During this process fat that is contained in milk accumulates on the top, is then collected, and turned into a buttery mass. The milky water is left to ferment, and when it’s ready, is distilled and turned into arkhi – light (15%) vodka (or rather wine) with a distinctive milk taste. Churning up the milk, we not only earned some good laughs but also were rewarded by glasses of arkhi. It turned to be quite tasty, with it’s milky flavor offsetting greatly its alcoholic body.

With a thermos of hot water back in my tent, this memorable day was coming to an end. Going over the day’s event’s, I have remembered our hosts’ rugged faces. With their oldest son being 18, the parents must have been in their forties (Mongolians merry in yearly twenties). But our host and his wife looked well over 60.

Our gracious, humble hosts

Apparently this hard climate of freezing winters and sun-burned summers leaves its mark on people’s faces.


Last Day in Paradise

6 Replies

  • It’s not the climate bro, it’s the fact that they are riding oxes, living in tents, and are medically stuck somewhere in the 18th century. I thought stories like this one could only exist in books

    • Bfw…I see you decided to display some unit pride with the tshirt. Very nice…how much

    • While they are poor by western standarts, and don’t have access to good
      medical facilities, they are certainly not miserable. Their life isn’t easy,
      but I bet that in overall they are not less happy than we in the west are
      (if not more).

      Stress, tension, depression that are so common in the west are uncommon
      among nomads in Mongolia. The children grow up in a environment which gives
      them enough freedom to develop self-confidence but also enough limits to
      develop responsibility and sense of duty. So its common to see 10-year olds
      riding horses and greasing cattle alone. This may explain the mental health
      of Mongolians.

      So, all in all, they are poor, but also happy and healthy people.

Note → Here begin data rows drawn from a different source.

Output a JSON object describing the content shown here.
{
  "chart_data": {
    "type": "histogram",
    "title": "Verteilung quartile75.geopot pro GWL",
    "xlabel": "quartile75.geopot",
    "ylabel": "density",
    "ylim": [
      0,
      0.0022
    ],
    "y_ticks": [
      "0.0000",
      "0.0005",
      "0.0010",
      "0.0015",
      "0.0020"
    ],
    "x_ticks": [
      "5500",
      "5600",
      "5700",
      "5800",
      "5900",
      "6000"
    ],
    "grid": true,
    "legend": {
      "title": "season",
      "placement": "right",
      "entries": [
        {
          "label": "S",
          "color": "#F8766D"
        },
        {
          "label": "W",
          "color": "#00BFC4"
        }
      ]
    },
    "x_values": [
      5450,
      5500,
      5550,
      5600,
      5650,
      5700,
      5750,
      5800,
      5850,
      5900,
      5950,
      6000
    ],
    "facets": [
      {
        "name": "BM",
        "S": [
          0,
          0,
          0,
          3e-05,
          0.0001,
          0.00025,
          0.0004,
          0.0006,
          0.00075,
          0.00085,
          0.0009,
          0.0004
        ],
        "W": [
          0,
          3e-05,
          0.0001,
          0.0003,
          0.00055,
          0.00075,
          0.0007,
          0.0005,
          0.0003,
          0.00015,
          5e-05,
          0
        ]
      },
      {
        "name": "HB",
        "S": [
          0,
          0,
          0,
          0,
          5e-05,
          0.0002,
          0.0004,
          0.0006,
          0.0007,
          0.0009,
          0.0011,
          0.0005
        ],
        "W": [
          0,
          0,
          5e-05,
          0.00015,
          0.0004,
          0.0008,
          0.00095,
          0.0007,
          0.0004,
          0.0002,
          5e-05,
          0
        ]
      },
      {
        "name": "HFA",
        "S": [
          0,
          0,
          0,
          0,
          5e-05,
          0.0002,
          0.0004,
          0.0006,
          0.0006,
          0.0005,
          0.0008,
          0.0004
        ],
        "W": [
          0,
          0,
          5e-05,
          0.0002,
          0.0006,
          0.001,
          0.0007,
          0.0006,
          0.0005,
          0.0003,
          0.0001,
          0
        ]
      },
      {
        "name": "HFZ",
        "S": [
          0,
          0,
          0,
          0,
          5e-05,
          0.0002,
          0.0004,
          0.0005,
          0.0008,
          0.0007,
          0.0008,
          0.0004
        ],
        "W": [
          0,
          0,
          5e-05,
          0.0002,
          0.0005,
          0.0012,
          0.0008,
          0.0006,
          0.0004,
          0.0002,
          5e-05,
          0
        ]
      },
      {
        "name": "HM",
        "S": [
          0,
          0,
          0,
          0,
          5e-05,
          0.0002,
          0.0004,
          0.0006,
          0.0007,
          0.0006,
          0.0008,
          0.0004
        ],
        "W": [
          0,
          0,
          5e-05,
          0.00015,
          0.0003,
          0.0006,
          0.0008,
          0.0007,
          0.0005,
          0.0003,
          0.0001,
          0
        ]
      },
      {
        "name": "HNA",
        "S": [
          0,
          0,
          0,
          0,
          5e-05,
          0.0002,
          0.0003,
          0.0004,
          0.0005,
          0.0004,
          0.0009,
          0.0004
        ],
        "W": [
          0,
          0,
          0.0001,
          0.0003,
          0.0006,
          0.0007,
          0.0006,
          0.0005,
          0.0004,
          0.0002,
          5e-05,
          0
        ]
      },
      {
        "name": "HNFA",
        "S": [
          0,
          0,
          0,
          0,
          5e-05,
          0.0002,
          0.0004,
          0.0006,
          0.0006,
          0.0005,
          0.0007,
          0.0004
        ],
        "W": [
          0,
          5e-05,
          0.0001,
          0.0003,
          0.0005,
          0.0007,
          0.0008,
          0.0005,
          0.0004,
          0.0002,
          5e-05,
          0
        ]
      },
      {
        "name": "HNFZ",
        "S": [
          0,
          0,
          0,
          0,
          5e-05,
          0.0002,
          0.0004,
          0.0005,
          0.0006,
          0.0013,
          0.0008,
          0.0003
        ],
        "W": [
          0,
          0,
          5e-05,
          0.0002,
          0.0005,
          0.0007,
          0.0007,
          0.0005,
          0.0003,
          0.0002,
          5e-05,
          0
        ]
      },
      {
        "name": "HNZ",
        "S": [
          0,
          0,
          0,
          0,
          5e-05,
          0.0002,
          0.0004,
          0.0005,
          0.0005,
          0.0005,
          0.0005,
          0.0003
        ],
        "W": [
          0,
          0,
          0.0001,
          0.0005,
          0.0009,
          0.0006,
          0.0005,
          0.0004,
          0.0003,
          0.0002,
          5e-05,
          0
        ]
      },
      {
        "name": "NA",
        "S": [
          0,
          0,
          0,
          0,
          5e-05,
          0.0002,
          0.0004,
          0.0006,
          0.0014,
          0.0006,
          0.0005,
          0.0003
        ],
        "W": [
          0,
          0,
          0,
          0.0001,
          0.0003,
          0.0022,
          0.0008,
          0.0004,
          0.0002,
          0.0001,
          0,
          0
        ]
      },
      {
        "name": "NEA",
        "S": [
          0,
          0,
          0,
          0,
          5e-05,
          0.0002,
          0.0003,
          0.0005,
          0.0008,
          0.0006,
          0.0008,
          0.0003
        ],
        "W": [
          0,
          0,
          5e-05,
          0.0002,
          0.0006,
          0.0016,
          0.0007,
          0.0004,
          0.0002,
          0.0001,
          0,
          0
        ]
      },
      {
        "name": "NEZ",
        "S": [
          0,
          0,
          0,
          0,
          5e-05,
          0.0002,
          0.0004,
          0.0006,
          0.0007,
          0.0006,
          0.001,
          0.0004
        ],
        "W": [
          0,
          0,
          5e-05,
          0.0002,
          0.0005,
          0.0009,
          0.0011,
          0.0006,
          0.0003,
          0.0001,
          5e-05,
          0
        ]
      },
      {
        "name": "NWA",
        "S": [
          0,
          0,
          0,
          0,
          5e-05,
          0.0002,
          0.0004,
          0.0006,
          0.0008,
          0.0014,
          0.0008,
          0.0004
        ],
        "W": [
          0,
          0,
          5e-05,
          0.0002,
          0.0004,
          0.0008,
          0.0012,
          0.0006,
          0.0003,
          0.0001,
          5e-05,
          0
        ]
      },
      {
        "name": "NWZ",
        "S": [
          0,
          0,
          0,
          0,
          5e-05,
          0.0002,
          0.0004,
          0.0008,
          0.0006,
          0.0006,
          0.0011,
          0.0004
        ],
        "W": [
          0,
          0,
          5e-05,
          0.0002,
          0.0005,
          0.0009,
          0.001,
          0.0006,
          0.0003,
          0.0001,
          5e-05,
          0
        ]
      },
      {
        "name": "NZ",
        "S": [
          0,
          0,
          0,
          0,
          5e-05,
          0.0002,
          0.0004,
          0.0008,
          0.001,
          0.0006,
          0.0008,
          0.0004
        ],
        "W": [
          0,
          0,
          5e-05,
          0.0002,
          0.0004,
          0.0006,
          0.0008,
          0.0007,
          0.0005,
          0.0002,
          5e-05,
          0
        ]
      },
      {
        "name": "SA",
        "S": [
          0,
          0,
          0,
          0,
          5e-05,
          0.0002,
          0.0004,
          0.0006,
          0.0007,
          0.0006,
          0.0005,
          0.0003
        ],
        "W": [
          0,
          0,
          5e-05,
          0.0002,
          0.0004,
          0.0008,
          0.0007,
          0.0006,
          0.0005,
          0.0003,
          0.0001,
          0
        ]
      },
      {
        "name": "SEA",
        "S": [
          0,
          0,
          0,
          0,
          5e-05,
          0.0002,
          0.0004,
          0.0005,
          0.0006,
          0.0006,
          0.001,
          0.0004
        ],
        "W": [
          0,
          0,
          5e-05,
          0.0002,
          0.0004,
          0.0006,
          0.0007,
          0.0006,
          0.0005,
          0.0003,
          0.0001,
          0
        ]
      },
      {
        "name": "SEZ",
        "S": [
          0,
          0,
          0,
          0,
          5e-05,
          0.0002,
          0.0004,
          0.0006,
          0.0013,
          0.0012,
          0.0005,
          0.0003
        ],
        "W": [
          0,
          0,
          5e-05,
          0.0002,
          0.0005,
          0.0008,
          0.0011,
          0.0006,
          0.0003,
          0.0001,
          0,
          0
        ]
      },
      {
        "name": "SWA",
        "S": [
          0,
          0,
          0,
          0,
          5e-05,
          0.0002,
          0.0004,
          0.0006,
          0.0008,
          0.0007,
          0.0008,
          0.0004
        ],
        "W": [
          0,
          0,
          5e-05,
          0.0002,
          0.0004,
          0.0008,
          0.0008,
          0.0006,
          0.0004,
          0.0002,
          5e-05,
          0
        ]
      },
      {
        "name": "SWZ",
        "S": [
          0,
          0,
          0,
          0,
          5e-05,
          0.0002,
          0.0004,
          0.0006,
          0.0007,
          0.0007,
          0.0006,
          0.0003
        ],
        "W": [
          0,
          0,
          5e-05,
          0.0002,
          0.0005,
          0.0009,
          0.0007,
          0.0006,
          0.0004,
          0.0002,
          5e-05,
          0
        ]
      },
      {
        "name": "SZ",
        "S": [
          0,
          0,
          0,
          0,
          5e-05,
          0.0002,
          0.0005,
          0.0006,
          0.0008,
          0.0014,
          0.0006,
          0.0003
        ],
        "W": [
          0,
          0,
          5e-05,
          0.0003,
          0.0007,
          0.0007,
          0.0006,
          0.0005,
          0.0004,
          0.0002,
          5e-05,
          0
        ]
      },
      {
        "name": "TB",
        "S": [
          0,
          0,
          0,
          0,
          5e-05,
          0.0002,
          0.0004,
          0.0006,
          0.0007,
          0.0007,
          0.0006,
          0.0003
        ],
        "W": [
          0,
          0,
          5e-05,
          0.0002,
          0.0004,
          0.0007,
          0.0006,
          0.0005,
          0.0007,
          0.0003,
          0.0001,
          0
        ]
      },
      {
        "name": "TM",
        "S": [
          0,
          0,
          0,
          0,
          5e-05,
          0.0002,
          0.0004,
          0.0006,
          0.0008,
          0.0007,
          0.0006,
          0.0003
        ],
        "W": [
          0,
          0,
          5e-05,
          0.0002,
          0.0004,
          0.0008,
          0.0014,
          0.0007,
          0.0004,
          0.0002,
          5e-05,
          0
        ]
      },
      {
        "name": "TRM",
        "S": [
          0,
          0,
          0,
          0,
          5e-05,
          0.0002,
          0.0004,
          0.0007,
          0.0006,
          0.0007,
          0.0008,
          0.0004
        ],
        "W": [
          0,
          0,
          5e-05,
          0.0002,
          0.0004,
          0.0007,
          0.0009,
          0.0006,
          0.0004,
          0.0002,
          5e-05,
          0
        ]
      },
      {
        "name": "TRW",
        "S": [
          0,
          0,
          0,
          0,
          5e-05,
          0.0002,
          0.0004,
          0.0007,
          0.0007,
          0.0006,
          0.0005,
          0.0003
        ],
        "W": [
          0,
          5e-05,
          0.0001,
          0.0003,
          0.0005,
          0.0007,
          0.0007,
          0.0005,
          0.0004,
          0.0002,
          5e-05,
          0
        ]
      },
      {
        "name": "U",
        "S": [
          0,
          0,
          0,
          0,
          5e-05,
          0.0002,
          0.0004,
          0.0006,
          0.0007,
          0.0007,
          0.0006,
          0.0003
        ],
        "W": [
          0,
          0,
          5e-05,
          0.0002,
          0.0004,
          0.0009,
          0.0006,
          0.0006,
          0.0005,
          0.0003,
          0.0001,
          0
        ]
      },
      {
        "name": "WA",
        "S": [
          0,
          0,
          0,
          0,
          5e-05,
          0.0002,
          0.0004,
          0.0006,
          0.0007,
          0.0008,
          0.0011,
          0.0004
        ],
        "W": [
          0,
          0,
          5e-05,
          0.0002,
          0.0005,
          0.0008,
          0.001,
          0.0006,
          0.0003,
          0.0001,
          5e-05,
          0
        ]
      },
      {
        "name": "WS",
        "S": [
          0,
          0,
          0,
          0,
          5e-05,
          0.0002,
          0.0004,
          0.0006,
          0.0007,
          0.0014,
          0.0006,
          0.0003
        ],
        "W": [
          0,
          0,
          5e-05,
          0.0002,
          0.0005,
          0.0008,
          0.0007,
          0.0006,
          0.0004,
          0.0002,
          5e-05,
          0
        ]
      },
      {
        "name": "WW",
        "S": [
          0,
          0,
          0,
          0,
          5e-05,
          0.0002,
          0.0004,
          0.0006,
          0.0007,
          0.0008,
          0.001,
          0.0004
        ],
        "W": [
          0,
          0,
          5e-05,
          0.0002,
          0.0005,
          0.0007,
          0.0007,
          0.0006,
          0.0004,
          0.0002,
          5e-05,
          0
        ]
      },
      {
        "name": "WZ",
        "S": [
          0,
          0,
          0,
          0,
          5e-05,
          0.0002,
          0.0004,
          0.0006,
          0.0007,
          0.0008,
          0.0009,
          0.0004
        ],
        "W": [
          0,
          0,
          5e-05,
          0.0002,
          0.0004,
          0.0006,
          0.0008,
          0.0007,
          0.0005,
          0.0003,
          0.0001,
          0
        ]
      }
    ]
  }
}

I hope
      that the coming decades will bring more prosperity to this poor country, as
      it develops its touristic and mining potential.

  • It is very easy to criticize the western culture, because it is more advanced and thus more visible and vulnerable.
    I know that if I had to live there and live their fun healthy life, greasing cattle and plowing fields, I would hate it.

    You don’t become a 70 looking 40 year old, from happiness and health.

    • I’m not criticizing the western culture, I’m just saying that we have to
      look at nomads’ life from a more balanced perspective. One that respects
      their ethnic heritage, their national character, their ethos. Nowhere have I
      met more proud and in the same time more relaxed and laid-back people. And
      that must count for something.

      Having said that, I obviously don’t suggest that it’s “good” that their
      infrastructures, their medical and educational systems are hopelessly
      outdated. There is much room for improvement of the life of common

      But what Mongolia needs from the world (the west, Russia, China) is
      investments based on mutual gain, not charity.